Кузнечики… Стрекочут, черти. Почти романтика. Дед говорил, что в древности июнь называли «изок» — «кузнечик», а старинное «червень» дали июню из-за червяков — червенцев, из которых добывали багряную краску. А мне этих червей всегда жалко было…
Дед много знает. Помню, в детстве он рассказывал (пугал!) о Семицкой неделе — той, что на седьмую после Пасхи идет: «русальной». Я вся дрожала от страшных его историй и потом долго не могла заснуть: «В Семицкую, — крутя ус, вещал дед, — покойники без пристанища бродят, о старой своей жизни вспоминают. Добрые люди, жалеючи, на их могилы приходят, разговаривают. „Задушные поминки“ справляют. А к кому не приходят живые, те часто из могил встают, с русалками дерутся, ссорятся. А русалки — хитрые! — за это живым мстят».
Через много лет я прочитала об этом в «Славянской мифологии», слово в слово, но ничего не почувствовала и поняла, что понемногу костенею.
Сумерки. Разводя костер, я смотрю, как Солнце заходит за воду, и, жертвуя 90 x 60 x 90, уплетаю макароны с тушенкой.
Через несколько часов за костром почти ничего уже не было видно. Я сняла часы — не хотелось считать чертовы секунды, которых всегда так мало: темный лес, прохлада воды, спящая рядом собака, языческое благоговение перед огнем — что еще нужно? Выпив стакан крепкой дедовой наливки, я закрыла бутыль: напиться в такую ночь оказалось бы слишком глупо.

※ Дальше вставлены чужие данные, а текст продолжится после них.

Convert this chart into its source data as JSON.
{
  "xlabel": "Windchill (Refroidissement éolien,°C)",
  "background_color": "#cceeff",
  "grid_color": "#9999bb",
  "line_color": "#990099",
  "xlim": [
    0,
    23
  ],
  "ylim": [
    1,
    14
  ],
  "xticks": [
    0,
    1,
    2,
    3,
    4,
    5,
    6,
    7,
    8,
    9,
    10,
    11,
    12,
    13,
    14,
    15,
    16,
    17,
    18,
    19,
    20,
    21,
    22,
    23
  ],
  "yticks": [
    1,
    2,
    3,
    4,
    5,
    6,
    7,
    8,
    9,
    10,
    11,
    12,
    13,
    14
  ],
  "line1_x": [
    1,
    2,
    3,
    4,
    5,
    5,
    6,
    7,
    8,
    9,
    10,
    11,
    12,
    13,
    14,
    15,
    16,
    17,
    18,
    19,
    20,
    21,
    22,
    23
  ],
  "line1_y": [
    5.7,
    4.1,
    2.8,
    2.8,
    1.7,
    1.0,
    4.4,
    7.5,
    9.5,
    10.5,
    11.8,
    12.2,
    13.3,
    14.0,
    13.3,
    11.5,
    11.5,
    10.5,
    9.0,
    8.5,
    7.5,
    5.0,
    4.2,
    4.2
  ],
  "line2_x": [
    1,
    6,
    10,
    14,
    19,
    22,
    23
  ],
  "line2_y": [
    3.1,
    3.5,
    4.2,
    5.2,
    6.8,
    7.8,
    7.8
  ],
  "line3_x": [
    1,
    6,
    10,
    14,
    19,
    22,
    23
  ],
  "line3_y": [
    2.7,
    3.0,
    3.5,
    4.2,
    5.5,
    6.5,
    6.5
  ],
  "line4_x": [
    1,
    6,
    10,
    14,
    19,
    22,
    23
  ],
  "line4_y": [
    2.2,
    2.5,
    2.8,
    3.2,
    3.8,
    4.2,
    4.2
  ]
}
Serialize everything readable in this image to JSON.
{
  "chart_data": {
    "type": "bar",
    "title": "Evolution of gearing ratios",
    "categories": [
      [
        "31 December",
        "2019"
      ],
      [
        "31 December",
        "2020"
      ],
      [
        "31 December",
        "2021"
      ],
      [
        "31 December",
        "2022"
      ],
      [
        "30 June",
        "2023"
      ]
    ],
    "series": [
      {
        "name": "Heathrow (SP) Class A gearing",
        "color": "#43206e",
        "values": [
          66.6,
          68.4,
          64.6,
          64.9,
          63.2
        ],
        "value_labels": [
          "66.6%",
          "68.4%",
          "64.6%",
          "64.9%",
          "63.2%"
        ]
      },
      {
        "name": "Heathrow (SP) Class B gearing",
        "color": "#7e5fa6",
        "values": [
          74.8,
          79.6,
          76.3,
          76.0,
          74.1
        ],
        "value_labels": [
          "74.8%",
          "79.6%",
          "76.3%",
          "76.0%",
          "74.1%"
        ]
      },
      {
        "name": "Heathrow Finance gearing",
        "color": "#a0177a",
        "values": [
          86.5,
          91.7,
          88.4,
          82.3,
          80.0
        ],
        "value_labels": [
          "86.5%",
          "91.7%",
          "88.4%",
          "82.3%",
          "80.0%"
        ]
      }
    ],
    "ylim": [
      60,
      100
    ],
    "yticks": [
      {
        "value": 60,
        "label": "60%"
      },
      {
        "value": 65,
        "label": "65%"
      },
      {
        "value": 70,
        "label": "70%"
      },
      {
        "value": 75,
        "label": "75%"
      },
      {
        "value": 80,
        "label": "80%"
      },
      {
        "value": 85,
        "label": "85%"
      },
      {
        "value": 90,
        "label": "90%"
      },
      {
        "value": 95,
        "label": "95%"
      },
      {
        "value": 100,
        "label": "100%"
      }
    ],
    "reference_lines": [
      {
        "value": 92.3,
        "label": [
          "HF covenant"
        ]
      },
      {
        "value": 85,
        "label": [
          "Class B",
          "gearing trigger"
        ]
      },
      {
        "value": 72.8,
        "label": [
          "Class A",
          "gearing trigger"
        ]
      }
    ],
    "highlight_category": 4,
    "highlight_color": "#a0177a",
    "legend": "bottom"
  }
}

…и отключилась. Прошлое казалось случайностью, о будущем же не думалось. Я врастала зрачками — в огонь, кожей — в воздух: «Нет, так не бывает», — вертелось в голове, но так было… И мираж лермонтовского паруса маячил, и исчезал страх, а слово «волшебно» не выглядело ни высокопарным, ни надуманным. Не хотелось ничего и никого. Наконец-то я пела с собой в унисон: и только ветки хрустели изредка, и только какие-то ночные птицы озвучивали это лето, и только мы — я и июнь — существовали в этом лесу. Не считая собаки.

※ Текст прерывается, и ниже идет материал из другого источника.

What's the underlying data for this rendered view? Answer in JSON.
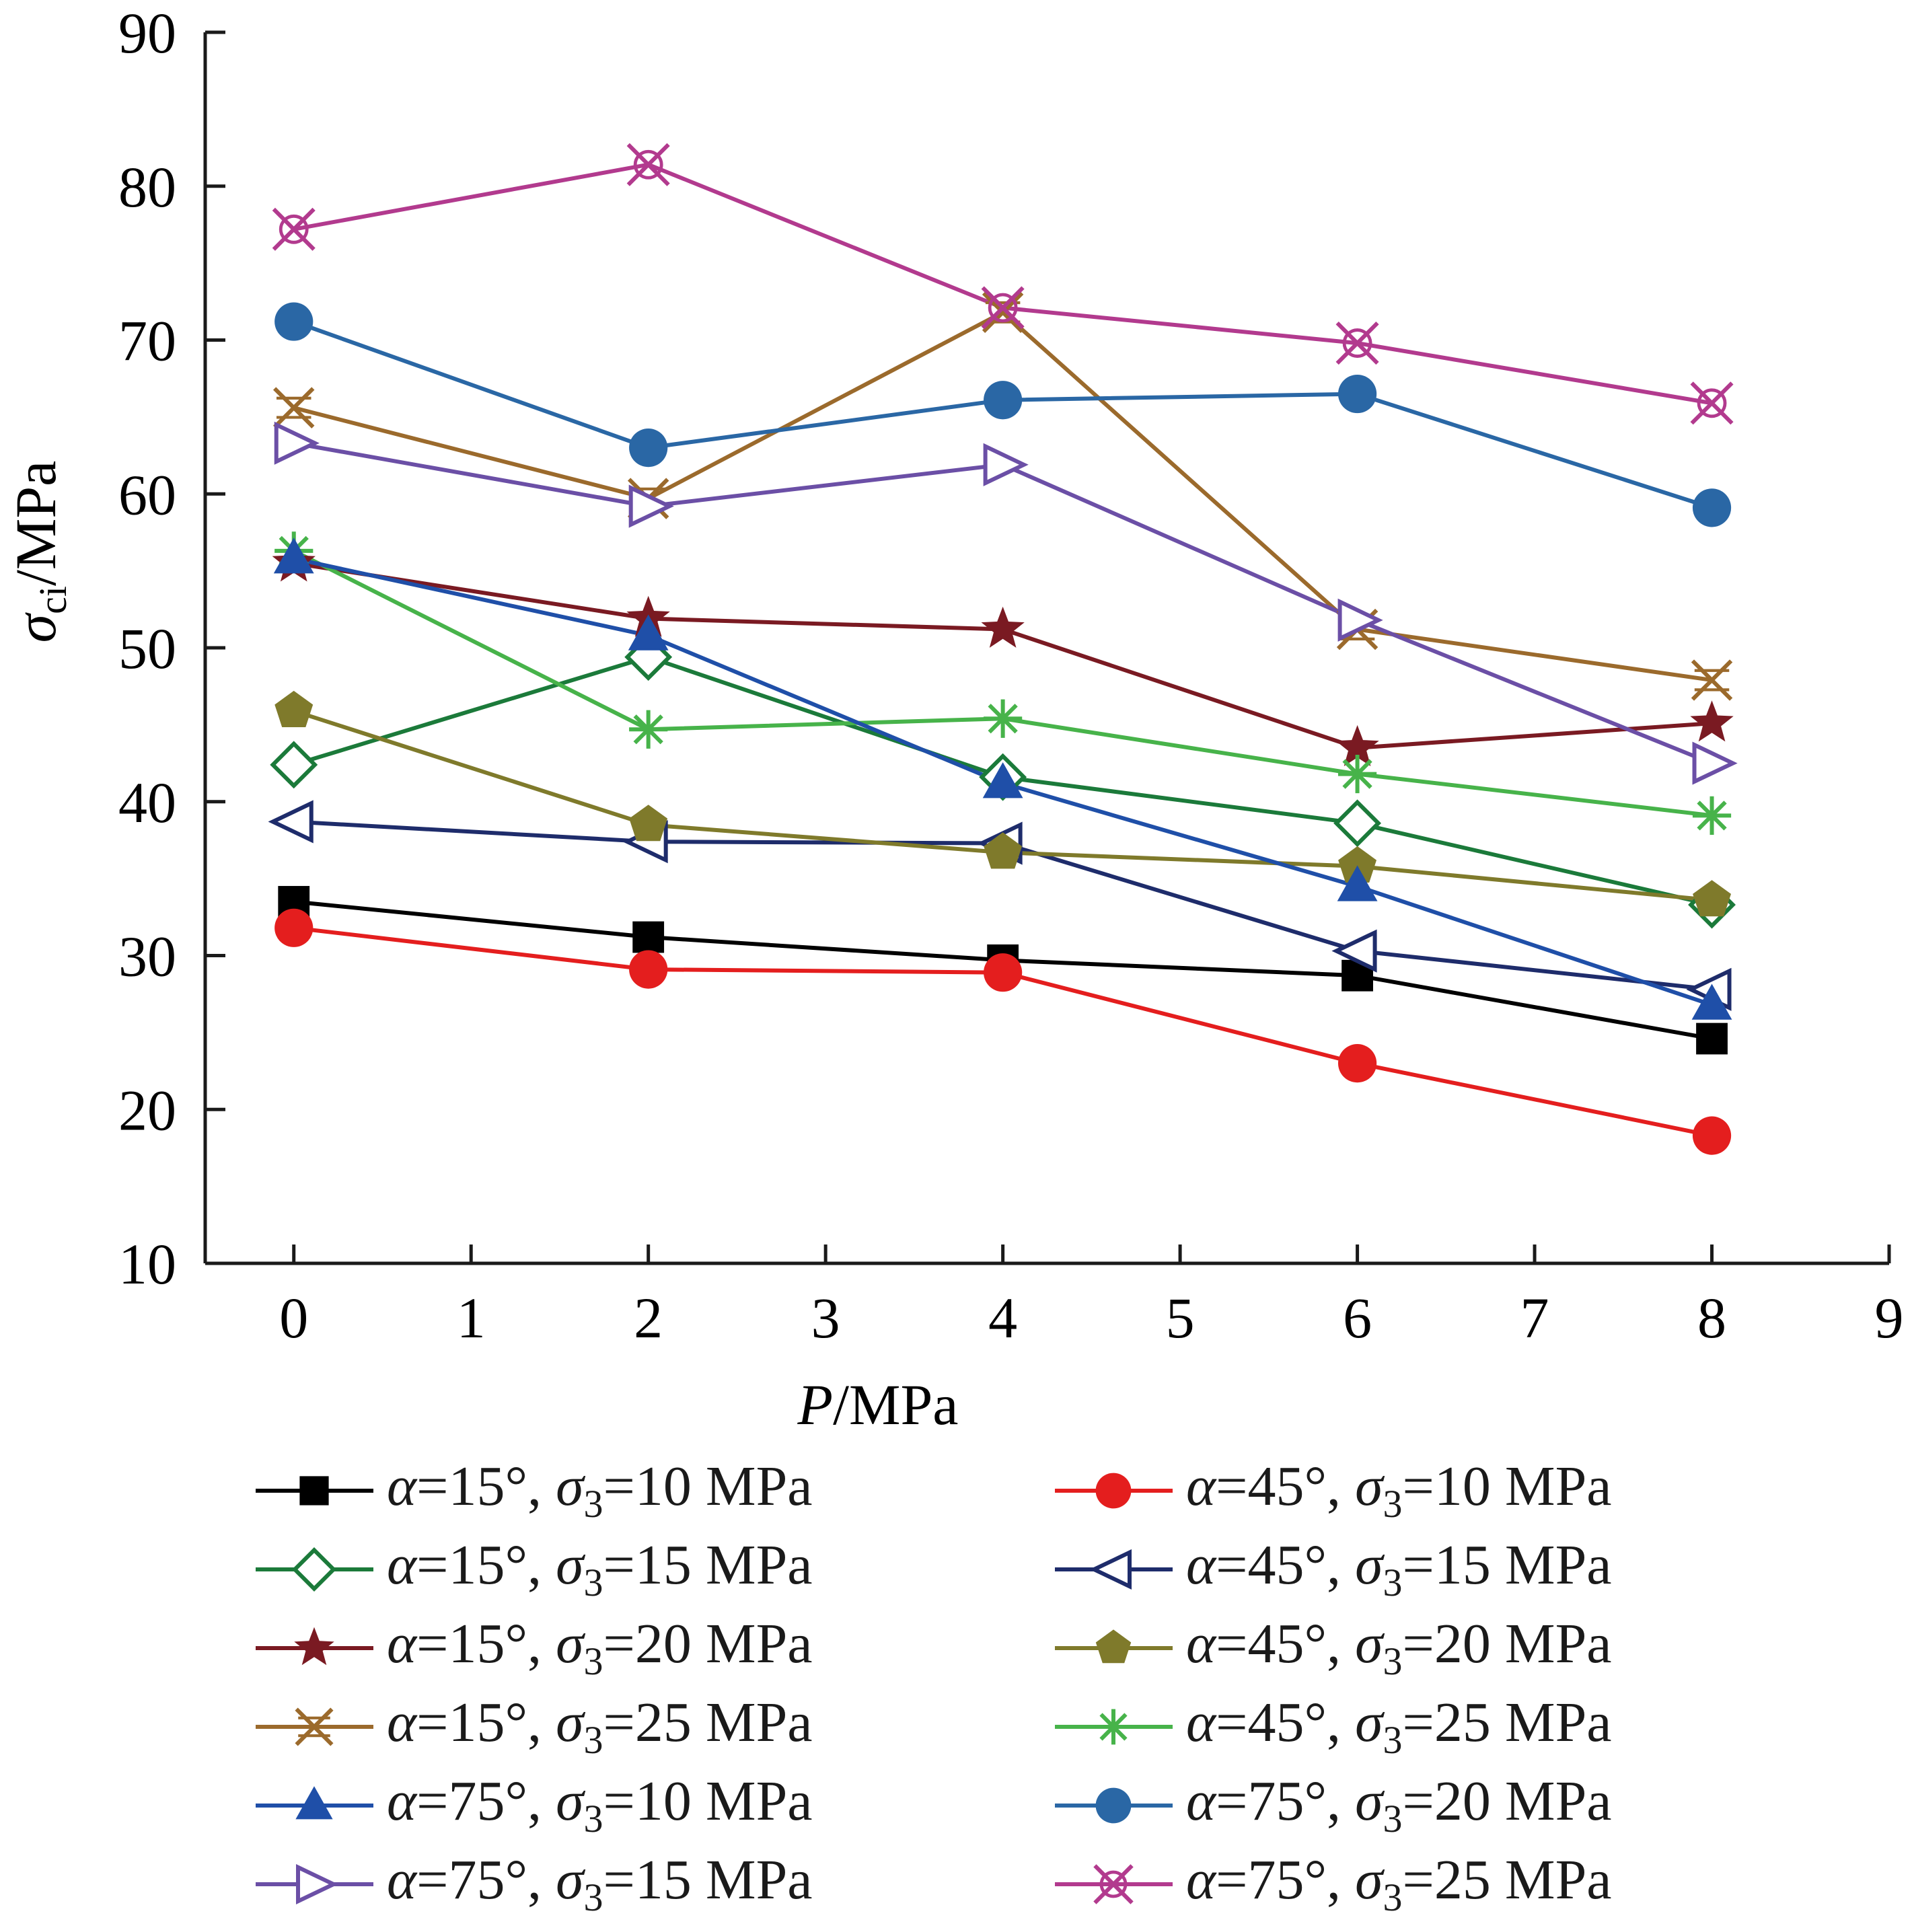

Не помню, сколько времени я просидела вот так, глядя то на огонь, то на воду, как вдруг Альма повела своим мокрым носом, заурчала, ощетинилась.
— Что, собача?
Она встала и неслабо подала голос, на который наслоился уже другой, человеческий: так они и дуэтили посреди ночи, пока я не крикнула: «Кто там?» Вместо ответа показался стриженный «ежиком» мальчик лет восемнадцати — худощавый, с добрыми, оленьими какими-то глазами и маленьким рюкзаком за спиной. Мальчик понял мой жест и подошел к костру: мне почему-то показалось, будто «ежику» холодно и что его не надо бояться.
Я присела на бревно, изучая незнакомца: тот как будто стеснялся и не заговаривал. Его лицо было нежным, как у девчонки, впрочем, как и руки с длинными «пианистическими» пальцами, которые он тут же спрятал в карманы, поймав мой взгляд.
— Как тебя зовут? — начала я, хотя меньше всего в ту ночь мне хотелось с кем-то знакомиться.
Мальчик помотал головой.
— Не понимаешь по-русски?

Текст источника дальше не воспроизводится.